23C’est justement en raison de cette nécessité de fait que la question de l’accueil et de l’intégration des étrangers doit être abordée dans un certain « esprit » ou selon un certain point de vue : celui, non du monopole national sur les droits, mais du souci de la forme de la communauté et des conditions pratiques de son existence. Et par communauté, on entendra ici deux choses :

  • d’une part, la communauté de résidence (ici, là où l’on vit). Le droit à la participation politique sur la base de la résidence est une manière effective d’intégrer les étrangers résidents et arrivants à une communauté démocratique de discussion non soumise à une condition de nationalité. Et cela légitime un combat politique pour ouvrir l’espace public à et avec ceux que la puissance publique refoule.
  • d’autre part, la communauté humaine, dans le rapport de chaque État-nation historiquement formé aux pays-sources, aux arrivants. L’horizon cosmopolitique de la discussion démocratique contient la constitution d’une solidarité civique post-nationale.

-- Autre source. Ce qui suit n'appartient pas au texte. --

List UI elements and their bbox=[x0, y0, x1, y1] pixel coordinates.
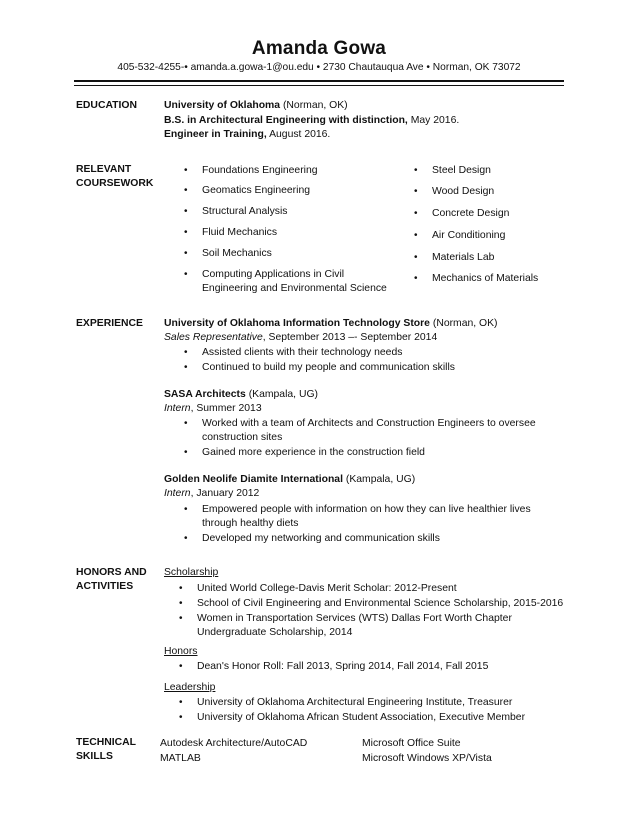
job-bullet: Developed my networking and communication skills bbox=[202, 533, 440, 544]
bullet: • bbox=[179, 697, 183, 708]
bullet: • bbox=[184, 362, 188, 373]
skill-item: Microsoft Office Suite bbox=[362, 738, 461, 749]
honor-item: Women in Transportation Services (WTS) Dallas Fort Worth Chapter bbox=[197, 613, 512, 624]
job-org: University of Oklahoma Information Technology Store bbox=[164, 318, 430, 329]
job-location: (Norman, OK) bbox=[429, 318, 498, 329]
course-item: Soil Mechanics bbox=[202, 248, 272, 259]
bullet: • bbox=[184, 185, 188, 196]
bullet: • bbox=[184, 418, 188, 429]
job-role-line bbox=[164, 402, 262, 415]
job-dates: , January 2012 bbox=[190, 488, 260, 499]
course-item: Wood Design bbox=[432, 186, 495, 197]
job-org: Golden Neolife Diamite International bbox=[164, 474, 343, 485]
job-bullet: Worked with a team of Architects and Construction Engineers to oversee bbox=[202, 418, 536, 429]
degree-name: B.S. in Architectural Engineering with distinction, bbox=[164, 115, 408, 126]
job-dates: , Summer 2013 bbox=[190, 403, 262, 414]
skill-item: Autodesk Architecture/AutoCAD bbox=[160, 738, 308, 749]
eit-date: August 2016. bbox=[266, 129, 331, 140]
course-item: Fluid Mechanics bbox=[202, 227, 278, 238]
job-bullet: Gained more experience in the construction field bbox=[202, 447, 425, 458]
bullet: • bbox=[184, 206, 188, 217]
education-eit bbox=[164, 128, 330, 141]
eit-name: Engineer in Training, bbox=[164, 129, 267, 140]
course-item: Foundations Engineering bbox=[202, 165, 318, 176]
job-role: Intern bbox=[164, 403, 191, 414]
skill-item: Microsoft Windows XP/Vista bbox=[362, 753, 492, 764]
section-label-skills bbox=[76, 736, 136, 763]
job-bullet: Empowered people with information on how they can live healthier lives bbox=[202, 504, 531, 515]
candidate-name: Amanda Gowa bbox=[251, 38, 387, 59]
job-bullet: Assisted clients with their technology needs bbox=[202, 347, 403, 358]
job-bullet-continued: through healthy diets bbox=[202, 518, 299, 529]
bullet: • bbox=[184, 227, 188, 238]
education-degree bbox=[164, 114, 459, 127]
job-role-line bbox=[164, 487, 259, 500]
job-heading bbox=[164, 317, 498, 330]
label-line: HONORS AND bbox=[76, 567, 147, 578]
label-line: SKILLS bbox=[76, 750, 113, 762]
label-line: TECHNICAL bbox=[76, 737, 137, 748]
course-item: Steel Design bbox=[432, 165, 491, 176]
job-role-line bbox=[164, 331, 437, 344]
job-role: Sales Representative bbox=[164, 332, 263, 343]
job-org: SASA Architects bbox=[164, 389, 246, 400]
bullet: • bbox=[179, 712, 183, 723]
section-label-coursework bbox=[76, 163, 153, 190]
bullet: • bbox=[179, 598, 183, 609]
contact-line: 405-532-4255-• amanda.a.gowa-1@ou.edu • 2730 Chautauqua Ave • Norman, OK 73072 bbox=[117, 62, 521, 73]
label-line: ACTIVITIES bbox=[76, 580, 134, 592]
job-heading bbox=[164, 473, 415, 486]
bullet: • bbox=[184, 504, 188, 515]
bullet: • bbox=[414, 208, 418, 219]
honors-heading: Honors bbox=[164, 646, 198, 657]
section-label-education: EDUCATION bbox=[76, 100, 137, 111]
course-item: Geomatics Engineering bbox=[202, 185, 311, 196]
job-location: (Kampala, UG) bbox=[342, 474, 416, 485]
course-item: Mechanics of Materials bbox=[432, 273, 539, 284]
skill-item: MATLAB bbox=[160, 753, 201, 764]
honor-item: School of Civil Engineering and Environmental Science Scholarship, 2015-2016 bbox=[197, 598, 564, 609]
bullet: • bbox=[179, 583, 183, 594]
job-bullet: Continued to build my people and communication skills bbox=[202, 362, 455, 373]
job-location: (Kampala, UG) bbox=[245, 389, 318, 400]
bullet: • bbox=[414, 230, 418, 241]
scholarship-heading: Scholarship bbox=[164, 567, 219, 578]
degree-date: May 2016. bbox=[407, 115, 460, 126]
label-line: COURSEWORK bbox=[76, 177, 154, 189]
bullet: • bbox=[184, 269, 188, 280]
job-heading bbox=[164, 388, 318, 401]
course-item: Materials Lab bbox=[432, 252, 495, 263]
course-item: Air Conditioning bbox=[432, 230, 506, 241]
honor-item: Dean's Honor Roll: Fall 2013, Spring 2014, Fall 2014, Fall 2015 bbox=[197, 661, 489, 672]
leadership-item: University of Oklahoma African Student Association, Executive Member bbox=[197, 712, 526, 723]
course-item: Computing Applications in Civil bbox=[202, 269, 345, 280]
course-item: Structural Analysis bbox=[202, 206, 288, 217]
school-name: University of Oklahoma bbox=[164, 100, 281, 111]
school-location: (Norman, OK) bbox=[280, 100, 348, 111]
bullet: • bbox=[184, 347, 188, 358]
course-item: Concrete Design bbox=[432, 208, 510, 219]
bullet: • bbox=[179, 661, 183, 672]
label-line: RELEVANT bbox=[76, 164, 132, 175]
bullet: • bbox=[184, 533, 188, 544]
bullet: • bbox=[414, 186, 418, 197]
bullet: • bbox=[184, 165, 188, 176]
bullet: • bbox=[414, 273, 418, 284]
section-label-experience: EXPERIENCE bbox=[76, 318, 143, 329]
header-rule-thin bbox=[74, 85, 564, 86]
bullet: • bbox=[414, 252, 418, 263]
bullet: • bbox=[184, 447, 188, 458]
job-role: Intern bbox=[164, 488, 191, 499]
course-item-continued: Engineering and Environmental Science bbox=[202, 283, 387, 294]
section-label-honors bbox=[76, 566, 147, 593]
header-rule-thick bbox=[74, 80, 564, 82]
education-school bbox=[164, 99, 348, 112]
bullet: • bbox=[179, 613, 183, 624]
leadership-heading: Leadership bbox=[164, 682, 216, 693]
bullet: • bbox=[184, 248, 188, 259]
job-bullet-continued: construction sites bbox=[202, 432, 283, 443]
honor-item: United World College-Davis Merit Scholar: 2012-Present bbox=[197, 583, 457, 594]
bullet: • bbox=[414, 165, 418, 176]
honor-item-continued: Undergraduate Scholarship, 2014 bbox=[197, 627, 353, 638]
job-dates: , September 2013 –- September 2014 bbox=[262, 332, 438, 343]
leadership-item: University of Oklahoma Architectural Engineering Institute, Treasurer bbox=[197, 697, 513, 708]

Dans ces deux sens du mot « communauté », le souci de sa forme, de son existence pratique, de sa vie, suppose des conditions politiques et culturelles qui remettent en jeu les modes d’identification et d’association imbriqués dans l’idée d’identité nationale :
  • un dessaisissement de souveraineté ; c’est-à-dire des actes souverains d’autolimitation de la souveraineté nationale ;
  • une transformation de l’identité narrative collective (mythes identitaires soi-disant fondateurs, en réalité narcissiques et patrimoniaux). Une démocratie libérale et un État de droit ne sont pas fondés à requérir de tous leurs membres une homogénéité préalable, fût-ce celle d’une culture politique constituée ou d’un état des mœurs à préserver farouchement comme si tout contact avec ce qui lui est étranger risquait de le dégrader. Une démocratie libérale devrait plutôt, dans le respect des lois qui garantissent la valeur fondatrice de liberté des personnes, valoriser l’idée d’une co-existence libérale des modes de vie libéraux et traditionnels, et ainsi dissocier clairement l’intégration de l’assimilation. L’identité individuelle dans les sociétés contemporaines se pense moins comme donnée et comme héritage que comme identité narrative et construction sociale. On devrait se demander non seulement quelles perspectives ces propositions ouvrent à notre propre émancipation individuelle, mais aussi comment elles peuvent être reçues par des individus qui ressentent et vivent leur identité sur un mode traditionnel. Les récits contemporains et les récits traditionnels (néo-traditionnels, en fait) qui disent l’identité peuvent-il se rencontrer, se parler, se traduire ? La démocratie, qui ment à son nom si elle ne trouve pas sa vérité ultime dans le désir de former communauté au présent, doit favoriser la polyphonie narrative qui remet sans cesse en jeu sa forme et les modes d’identification des individus qui la composent.